What Goods or Services Would You Buy That are Not Currently Available?

What would you happpily hand over money to have (or have done for you), that is not available where you live, wildly impractical, far too expensive, or just does not exist. Durian flavored toothpaste, a guy who retrieves your car from the really remote parking lot at work, human size scratching posts, a drive through barber shop. Whatever you think would have a chance at competing for your hard-earned dollar.

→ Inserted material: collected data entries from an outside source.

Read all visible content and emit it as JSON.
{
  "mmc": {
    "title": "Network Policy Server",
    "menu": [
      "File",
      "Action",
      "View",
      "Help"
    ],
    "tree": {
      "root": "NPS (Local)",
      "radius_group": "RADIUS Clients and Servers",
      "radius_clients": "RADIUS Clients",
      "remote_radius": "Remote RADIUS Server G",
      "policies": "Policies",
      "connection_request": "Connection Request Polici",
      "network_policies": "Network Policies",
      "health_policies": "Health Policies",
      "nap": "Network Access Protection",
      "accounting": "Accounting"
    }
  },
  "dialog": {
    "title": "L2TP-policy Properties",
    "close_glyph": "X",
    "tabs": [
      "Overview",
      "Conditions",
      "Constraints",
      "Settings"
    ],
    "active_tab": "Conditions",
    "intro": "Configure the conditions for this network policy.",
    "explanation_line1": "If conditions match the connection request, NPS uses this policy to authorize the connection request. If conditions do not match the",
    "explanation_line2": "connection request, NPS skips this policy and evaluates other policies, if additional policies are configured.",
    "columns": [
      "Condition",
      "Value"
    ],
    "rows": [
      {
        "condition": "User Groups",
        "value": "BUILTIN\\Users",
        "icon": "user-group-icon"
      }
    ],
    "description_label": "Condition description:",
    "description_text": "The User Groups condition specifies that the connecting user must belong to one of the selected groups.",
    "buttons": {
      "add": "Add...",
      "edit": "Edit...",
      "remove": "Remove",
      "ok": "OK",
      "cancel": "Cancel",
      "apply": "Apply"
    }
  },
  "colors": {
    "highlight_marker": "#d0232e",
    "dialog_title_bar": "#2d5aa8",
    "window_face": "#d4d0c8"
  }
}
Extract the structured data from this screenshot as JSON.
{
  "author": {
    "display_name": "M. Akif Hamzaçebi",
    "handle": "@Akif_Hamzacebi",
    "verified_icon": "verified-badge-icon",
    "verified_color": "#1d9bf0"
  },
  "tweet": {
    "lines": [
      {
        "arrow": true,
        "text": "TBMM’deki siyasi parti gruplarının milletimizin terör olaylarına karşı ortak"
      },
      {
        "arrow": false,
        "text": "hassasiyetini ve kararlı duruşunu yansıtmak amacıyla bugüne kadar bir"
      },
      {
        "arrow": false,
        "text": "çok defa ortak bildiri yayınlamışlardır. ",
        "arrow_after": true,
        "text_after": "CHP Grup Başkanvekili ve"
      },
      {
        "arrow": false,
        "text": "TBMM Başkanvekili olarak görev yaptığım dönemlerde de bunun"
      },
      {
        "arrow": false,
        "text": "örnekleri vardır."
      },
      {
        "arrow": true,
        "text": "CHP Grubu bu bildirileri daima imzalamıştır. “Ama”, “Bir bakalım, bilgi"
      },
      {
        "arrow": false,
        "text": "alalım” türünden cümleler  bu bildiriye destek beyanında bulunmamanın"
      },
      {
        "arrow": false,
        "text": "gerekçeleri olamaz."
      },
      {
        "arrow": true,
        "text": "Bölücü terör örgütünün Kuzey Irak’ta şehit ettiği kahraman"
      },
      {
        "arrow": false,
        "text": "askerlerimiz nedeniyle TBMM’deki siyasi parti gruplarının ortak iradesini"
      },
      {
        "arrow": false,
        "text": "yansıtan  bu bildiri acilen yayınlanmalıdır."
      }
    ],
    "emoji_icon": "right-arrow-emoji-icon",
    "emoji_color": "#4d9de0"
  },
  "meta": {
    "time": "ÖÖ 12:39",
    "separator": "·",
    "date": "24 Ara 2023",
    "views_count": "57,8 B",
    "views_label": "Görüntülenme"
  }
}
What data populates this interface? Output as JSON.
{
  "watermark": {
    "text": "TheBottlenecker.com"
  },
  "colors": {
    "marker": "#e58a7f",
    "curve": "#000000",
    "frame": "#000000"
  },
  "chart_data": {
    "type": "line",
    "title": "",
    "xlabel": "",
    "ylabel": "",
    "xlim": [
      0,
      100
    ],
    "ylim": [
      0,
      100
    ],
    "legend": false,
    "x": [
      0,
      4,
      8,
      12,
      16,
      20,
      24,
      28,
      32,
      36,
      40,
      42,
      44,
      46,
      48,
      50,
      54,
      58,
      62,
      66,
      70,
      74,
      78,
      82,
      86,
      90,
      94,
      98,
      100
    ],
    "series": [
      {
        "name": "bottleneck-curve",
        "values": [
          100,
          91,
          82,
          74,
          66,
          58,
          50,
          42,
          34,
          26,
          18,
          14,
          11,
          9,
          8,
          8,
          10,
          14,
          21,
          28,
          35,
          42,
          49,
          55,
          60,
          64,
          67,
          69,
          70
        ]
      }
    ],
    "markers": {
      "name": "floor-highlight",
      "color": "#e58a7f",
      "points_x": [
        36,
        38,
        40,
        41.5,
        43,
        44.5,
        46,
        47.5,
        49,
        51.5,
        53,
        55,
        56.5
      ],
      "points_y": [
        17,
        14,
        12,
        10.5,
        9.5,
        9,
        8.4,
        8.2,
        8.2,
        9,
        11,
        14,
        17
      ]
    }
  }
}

Ohhh, I have a good one, but I don’t want anyone to steal my business idea!

Oh, ok. Tickler. Back, feet, arms, side, face, it all feels soooooo nice. I would pay to get someone to do it, and have almost half seriously contemplated what it would take to start a business like that up. I wonder how hard it would be to keep the perverts away from my ‘tickle parlor’?

I would pay someone to cut out all my patterns and fabric for me for clothing projects. I’m working on a simple knit dress right now, and it had only eight pieces to cut out. ( It’s a dead easy pattern, but it took me about four hours to cut everything out, because I hate it. ( I’ve logged about an hour of sewing time on the dress, and I’m a third of the way done. ) If I were a cutter in a costume shop, I would go shortly mad.

So if I could find someone to cut things out for me for a reasonable price (minimum wage?), I would be all over that like wet on water.

Burritos.

Kentucky Fried Passenger Pigeon?

First reply, and someone stole mine. As an ex of mine said: “I’d never pay someone for sex, but I would pay someone to play with my hair, scratch my back, just generally touch me”. Me too.

Totally. Meat, cheese, AND bean.

I’d pay real money for a decent pair of galoshes. Not the boots or foot condoms or rain boots that you can get today. I want the loose-fitting, buckle-up things that we had back in the late 60s. You just can’t find them anymore!

I don’t get why there are no professional back-scratchers. It feels so satisfying, I’d gladly pay a dollar per minute for the service.

ditto

Longer-living pets. Just buried a ferret buddy we had loved for for 6 1/2 years (cancer of the spleen and liver). The two remaining cats and the remaining ferret seem lost and confused,too, as they didn’t see him die; just saw us leave the house with a live,though weak, buddy and come back with something in a blanket that we cried over before burying it in the flowerbed.

My old Ford Ranger has about 5 more good years left and I would like to buy a new one in 2013, but Ford is discontinuing the vehicle post-2009.

Fabric with a kind of finish that repelled pet-hair. Or at the very least a some kind of tag that listed if a certain fabric (bedding, clothes, furniture upholstery) attracted or repelled pet hair. I can’t say how ofter I bought bedding that siad it had a “satin finish” only to find out it was a cat hair magnet.

Laundry detergent that dissolved pet hair.

And, as a recent thread described, a kind of “pod” on airports that allowed the traveller to sleep for a couple hours and safeguard his luggage, but cheaper then a hotel.

My boyfriend and I always joke about hiring the other to do this - since we live 2 hours apart we only get to be together 2 weekends a month or so, and we both love our hair played with, backrubs etc. “You can quit school, move out here and I will pay you to rub my back all day.”

Sometimes I’m reading headlines on CNN and thinking “Gee, I really wish I could get this headline on a t-shirt

(Not really, but this is the first time a “sequential thread” has made me laugh)

Doesn’t Japan have those, but only for men?

Good high quality imported cheese.

Jian Bing, I’ve yet to find it anywhere in the US. The superhero and I have discussed trying to make it, but what is the tasty brown sauce?

I suspect, once the technology gets here, Ivylad will want a holodeck.

Me, I want an in home transporter. Zap me to work and back so I don’t have to drive.

Off-world Transport.

Intensive Psychological Telepathy. No more talking things out for years with a shrink (which I don’t do right now, but have in the past), just dive right in, straight past those mental blocks and so forth, and get to the truth of things. Then map out a program for me to dissolve the knots.

I want the human-sized scratching post. Failing that, I would like to be able to hire someone to walk or stand behind me and rub the small of my back all day.

No kidding - if you could just hit “refresh” on your pets.